I appreciate your answer to my (fumbled) question regarding other Ambassadors and their views on the land problems. I fully realised that problem solving starts at the bottom and works upwards, however for the British our plight is known at ´the top´ , with many MEPs assisting, the Foreign Office aware of the problem, yourself and your office helping in the fight. With more time, I would have asked if it is possible for you to personally add the LRAU land law problems to an agenda for a forthcoming Ambassador meeting, which you informed me was monthly. Other Ambassadors have, I know, been sent communications from Valencian homeowners.

The problems I have encountered from letter writing, is that one letter sent which is received in a full mail bag is rarely seen by someone other than the secretary. It needs a bombardment of letters for notice to be taken, for the communications to be taken seriously and passed on for further consideration. I am sure if the problem was raised between the Ambassadors and if they returned to their offices and enquired of their staff, they would find out that many Valencian homeowners have in fact contacted them. There is also the fact that many people, normal everyday families, are not in the habit of writing, would not know how to formulate a letter and feel intimidated by communicating with a person in authority or from a higher social level.

A similar problem has occurred with media coverage. The British are extremely fortunate that various newspapers, magazines, television companies and radio programmes have and are continuing to cover the land grab story. The problem is only rarely mentioned in the Spanish press and the Spanish are not known for being great readers of newspapers. For other Europeans, many German and Dutch families I know (I do not know about other countries) have written to the media of their homelands – with no replies, no follow-up and no coverage. Having no coverage in other European countries is not for the want of trying. As you are fully aware the problems are so far ranging from street widening, land theft through to families losing all their property for a pittance under compulsory purchase. Although all come under the same heading of LRAU the range of problems makes it a difficult fight. The land problem is all so unbelievable that many recipients consider that the letters have been sent by a crank and communications are therefore discarded.

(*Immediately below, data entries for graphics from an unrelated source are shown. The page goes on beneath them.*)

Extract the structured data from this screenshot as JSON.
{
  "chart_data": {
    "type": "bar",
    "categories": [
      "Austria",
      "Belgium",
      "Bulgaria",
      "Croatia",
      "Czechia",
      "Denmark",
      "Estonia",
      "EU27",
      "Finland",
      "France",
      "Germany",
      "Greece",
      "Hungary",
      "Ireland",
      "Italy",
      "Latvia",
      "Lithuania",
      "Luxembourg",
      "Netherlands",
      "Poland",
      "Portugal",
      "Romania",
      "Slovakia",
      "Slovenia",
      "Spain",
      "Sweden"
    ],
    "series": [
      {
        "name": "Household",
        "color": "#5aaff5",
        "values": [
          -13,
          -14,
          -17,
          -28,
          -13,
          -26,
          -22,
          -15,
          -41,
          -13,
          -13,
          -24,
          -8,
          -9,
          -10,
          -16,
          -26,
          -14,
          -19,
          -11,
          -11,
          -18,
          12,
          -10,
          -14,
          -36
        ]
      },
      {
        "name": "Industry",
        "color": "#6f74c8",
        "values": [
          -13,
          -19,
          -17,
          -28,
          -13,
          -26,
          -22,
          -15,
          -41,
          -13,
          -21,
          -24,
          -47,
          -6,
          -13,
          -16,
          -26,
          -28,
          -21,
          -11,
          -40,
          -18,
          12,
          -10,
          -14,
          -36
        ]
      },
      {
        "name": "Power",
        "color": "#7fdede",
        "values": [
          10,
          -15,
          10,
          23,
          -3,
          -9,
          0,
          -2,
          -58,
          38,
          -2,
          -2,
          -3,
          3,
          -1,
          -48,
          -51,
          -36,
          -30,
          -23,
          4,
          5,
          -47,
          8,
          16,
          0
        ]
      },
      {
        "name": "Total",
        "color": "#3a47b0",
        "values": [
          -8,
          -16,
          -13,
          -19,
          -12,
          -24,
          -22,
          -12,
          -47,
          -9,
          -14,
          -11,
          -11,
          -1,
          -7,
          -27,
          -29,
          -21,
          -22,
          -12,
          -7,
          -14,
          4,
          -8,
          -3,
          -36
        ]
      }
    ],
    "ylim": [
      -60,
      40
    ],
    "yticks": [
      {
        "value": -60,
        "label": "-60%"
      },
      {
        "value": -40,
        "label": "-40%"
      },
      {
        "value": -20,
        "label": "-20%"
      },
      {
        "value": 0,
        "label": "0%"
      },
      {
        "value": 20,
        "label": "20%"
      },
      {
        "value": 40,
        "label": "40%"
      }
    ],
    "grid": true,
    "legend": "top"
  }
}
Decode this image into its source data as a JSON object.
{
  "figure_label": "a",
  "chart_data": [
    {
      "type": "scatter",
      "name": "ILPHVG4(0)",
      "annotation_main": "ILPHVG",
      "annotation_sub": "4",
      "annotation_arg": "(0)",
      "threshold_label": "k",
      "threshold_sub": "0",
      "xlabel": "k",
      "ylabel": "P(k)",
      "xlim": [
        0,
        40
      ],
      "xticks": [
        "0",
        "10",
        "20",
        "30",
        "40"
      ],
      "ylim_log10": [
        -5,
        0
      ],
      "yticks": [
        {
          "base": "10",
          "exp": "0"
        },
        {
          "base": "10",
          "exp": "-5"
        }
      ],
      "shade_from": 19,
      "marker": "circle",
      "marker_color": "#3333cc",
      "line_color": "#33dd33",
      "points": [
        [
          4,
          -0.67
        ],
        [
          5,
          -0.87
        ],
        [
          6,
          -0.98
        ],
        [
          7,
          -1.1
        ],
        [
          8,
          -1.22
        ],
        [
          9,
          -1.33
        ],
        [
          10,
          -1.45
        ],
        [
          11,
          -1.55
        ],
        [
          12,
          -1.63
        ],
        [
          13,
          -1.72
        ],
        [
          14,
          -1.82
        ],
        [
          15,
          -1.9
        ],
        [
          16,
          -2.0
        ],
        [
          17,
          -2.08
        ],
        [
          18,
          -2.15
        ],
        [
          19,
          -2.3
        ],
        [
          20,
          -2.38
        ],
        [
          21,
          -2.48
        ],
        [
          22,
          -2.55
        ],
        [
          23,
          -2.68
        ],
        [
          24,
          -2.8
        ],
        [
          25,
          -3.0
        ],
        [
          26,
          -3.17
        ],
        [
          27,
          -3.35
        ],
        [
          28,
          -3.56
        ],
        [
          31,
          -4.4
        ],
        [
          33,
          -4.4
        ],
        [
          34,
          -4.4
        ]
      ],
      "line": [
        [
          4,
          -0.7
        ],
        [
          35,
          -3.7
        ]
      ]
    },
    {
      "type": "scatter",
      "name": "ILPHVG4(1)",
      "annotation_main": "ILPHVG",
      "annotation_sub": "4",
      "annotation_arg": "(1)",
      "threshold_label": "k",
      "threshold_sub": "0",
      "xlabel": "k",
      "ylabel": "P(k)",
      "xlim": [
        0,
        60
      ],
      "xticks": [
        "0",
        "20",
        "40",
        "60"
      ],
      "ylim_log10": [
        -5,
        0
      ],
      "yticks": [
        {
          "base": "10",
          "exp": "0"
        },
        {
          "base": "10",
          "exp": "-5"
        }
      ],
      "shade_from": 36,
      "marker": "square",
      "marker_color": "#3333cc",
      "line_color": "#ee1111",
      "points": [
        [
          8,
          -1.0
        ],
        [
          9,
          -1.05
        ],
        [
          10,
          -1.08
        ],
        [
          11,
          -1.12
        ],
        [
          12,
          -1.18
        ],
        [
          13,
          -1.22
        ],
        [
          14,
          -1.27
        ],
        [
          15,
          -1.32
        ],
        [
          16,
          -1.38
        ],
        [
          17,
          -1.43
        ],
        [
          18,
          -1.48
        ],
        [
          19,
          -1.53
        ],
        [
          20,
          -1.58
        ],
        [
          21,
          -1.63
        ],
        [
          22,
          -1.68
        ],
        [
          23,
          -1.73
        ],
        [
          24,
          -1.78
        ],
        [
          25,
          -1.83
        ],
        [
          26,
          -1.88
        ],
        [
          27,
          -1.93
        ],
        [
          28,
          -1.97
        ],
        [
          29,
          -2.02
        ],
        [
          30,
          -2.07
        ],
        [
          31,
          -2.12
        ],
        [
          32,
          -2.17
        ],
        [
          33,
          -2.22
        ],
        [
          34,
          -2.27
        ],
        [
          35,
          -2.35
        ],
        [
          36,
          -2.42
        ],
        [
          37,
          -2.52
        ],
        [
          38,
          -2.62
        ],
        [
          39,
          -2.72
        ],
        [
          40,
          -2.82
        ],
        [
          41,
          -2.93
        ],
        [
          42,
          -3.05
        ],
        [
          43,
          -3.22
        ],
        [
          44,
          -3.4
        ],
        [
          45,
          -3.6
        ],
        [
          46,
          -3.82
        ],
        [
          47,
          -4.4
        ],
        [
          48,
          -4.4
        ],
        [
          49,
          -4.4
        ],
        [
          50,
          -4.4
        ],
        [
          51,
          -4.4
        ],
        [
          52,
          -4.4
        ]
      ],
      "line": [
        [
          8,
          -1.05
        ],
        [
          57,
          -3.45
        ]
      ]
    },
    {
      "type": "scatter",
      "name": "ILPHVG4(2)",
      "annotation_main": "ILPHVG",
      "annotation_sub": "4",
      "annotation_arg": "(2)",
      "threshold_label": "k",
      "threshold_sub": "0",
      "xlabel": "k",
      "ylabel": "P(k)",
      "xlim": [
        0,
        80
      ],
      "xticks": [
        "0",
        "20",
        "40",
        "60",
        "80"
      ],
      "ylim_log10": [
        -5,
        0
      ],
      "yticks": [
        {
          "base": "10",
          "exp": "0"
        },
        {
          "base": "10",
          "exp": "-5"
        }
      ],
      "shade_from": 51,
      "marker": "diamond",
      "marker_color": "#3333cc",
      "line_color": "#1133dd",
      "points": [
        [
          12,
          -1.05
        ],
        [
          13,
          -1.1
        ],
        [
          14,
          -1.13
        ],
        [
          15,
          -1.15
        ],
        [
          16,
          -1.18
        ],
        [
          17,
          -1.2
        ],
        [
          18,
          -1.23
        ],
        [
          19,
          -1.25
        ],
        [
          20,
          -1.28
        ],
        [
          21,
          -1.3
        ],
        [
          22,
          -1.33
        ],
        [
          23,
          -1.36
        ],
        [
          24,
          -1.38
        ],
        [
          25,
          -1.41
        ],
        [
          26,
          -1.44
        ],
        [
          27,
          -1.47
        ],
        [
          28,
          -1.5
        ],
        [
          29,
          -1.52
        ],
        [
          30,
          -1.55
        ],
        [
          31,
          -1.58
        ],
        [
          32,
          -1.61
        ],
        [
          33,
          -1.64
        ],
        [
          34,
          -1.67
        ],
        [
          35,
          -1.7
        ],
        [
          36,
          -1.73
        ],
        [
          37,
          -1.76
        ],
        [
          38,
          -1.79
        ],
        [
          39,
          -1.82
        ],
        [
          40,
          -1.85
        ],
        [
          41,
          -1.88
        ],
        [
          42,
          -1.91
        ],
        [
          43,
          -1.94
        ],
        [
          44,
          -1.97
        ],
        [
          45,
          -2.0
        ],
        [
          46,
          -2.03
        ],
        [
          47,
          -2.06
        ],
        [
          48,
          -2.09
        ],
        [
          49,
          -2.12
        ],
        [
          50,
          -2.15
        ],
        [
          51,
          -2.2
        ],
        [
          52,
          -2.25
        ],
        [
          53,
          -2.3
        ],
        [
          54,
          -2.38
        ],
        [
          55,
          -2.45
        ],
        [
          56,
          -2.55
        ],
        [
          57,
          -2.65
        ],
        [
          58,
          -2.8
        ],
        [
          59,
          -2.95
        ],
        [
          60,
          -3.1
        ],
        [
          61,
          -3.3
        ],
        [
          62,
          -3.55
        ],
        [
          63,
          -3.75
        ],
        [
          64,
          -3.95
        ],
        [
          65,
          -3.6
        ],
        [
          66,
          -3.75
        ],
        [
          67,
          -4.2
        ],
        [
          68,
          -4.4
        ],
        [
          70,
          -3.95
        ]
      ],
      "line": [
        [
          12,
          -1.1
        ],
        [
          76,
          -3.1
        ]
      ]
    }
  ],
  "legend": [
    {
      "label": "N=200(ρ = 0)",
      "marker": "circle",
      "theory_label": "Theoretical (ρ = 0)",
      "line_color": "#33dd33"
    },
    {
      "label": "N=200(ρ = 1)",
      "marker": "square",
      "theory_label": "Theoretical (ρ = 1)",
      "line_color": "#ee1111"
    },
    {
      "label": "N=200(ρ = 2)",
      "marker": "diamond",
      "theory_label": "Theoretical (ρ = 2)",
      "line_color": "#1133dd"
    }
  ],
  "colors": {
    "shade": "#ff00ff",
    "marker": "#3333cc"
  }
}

Apart from the developers and councils, the only people making any profit out of this horrendous problem are the lawyers and the pharmaceutical companies for the amount of anti-depressants being prescribed – my own doctor says she has numerous cases of patients with stress related problems due to the land grab, and how can the problem be solved?

How can the problem be solved, what can be done? That is a question you asked the people at the meeting. You asked those present, and those thirty people represented hundreds of thousands of people affected by the law, what can be done? You suggested more legal actions, I covered that at the beginning of this letter. You mentioned media coverage, also mentioned. We do not know of anything that is not already being done, yet still the law remains, it is still abused by the councils and developers, and each day more and more families are affected.

When we met, I did warn you that I am a ´pain´ , I was no doubt a nuisance to your predecessor and you have already heard from me several time since you took over the job as Ambassador. However, before signing off I would like to thank you for your time yesterday in meeting with us and your encouragement in our fight.